Dekkia

joined 2 years ago
[–] Dekkia@this.doesnotcut.it 9 points 2 days ago (1 children)

It ain't so.

To use the "backdoor" an attacker needs to have full access to the esp32 powered device already.

It's like claiming that being able to leave your desk without locking your PC is a backdoor in your OS.

[–] Dekkia@this.doesnotcut.it 4 points 2 days ago

You can use an online tool to look up the Bluetooth [1] or Wifi [2] MAC of the device. If it's espressive you've got one of their chips. That doesn't guerantee that it's not one of the others they make. You can also open up the device and look for the esp32. They almost always look the same with their metal can ontop.

The risk has been estimated as 0.3 out of 10

Don't worry about it.

[1] https://ipnet.tools/bluetooth-device-address-lookup-tool [2] https://ipnet.tools/mac-lookup-tool

[–] Dekkia@this.doesnotcut.it 61 points 3 days ago* (last edited 2 days ago) (1 children)

Someone correct me if i'm wrong, but it looks like it's not the big deal the original blog post makes it out to be.

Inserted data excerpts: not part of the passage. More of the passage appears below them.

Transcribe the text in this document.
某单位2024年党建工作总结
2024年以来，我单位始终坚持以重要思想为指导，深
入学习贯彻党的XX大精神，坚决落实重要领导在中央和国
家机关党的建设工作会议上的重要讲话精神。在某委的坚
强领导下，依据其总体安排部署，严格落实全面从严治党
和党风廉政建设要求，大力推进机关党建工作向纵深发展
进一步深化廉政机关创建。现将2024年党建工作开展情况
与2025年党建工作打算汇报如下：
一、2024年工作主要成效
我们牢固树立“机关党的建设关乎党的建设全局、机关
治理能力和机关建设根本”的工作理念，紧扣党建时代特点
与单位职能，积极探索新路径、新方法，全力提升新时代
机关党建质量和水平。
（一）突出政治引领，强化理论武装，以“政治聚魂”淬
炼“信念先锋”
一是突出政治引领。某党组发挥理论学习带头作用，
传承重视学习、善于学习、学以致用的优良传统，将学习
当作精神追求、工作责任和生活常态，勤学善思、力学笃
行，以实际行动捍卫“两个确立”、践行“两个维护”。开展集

To issue those undocumented HCI commands one either needs to hijack a computer/soc/mcu that is connected to an esp32 with HCI UART transport enabled or put malicious software on the esp itself.

The mac spoofing might be interesting for people building hacking tools, however.

[–] Dekkia@this.doesnotcut.it 1 points 5 days ago (1 children)

Just pick one of the many registrars and server hosts that don't care about takedown requests and host a website with them.

That way it stays more accessible to everyone.

[–] Dekkia@this.doesnotcut.it 4 points 1 week ago (3 children)

I agree in principle but using Tor won't affect DMCA takedowns.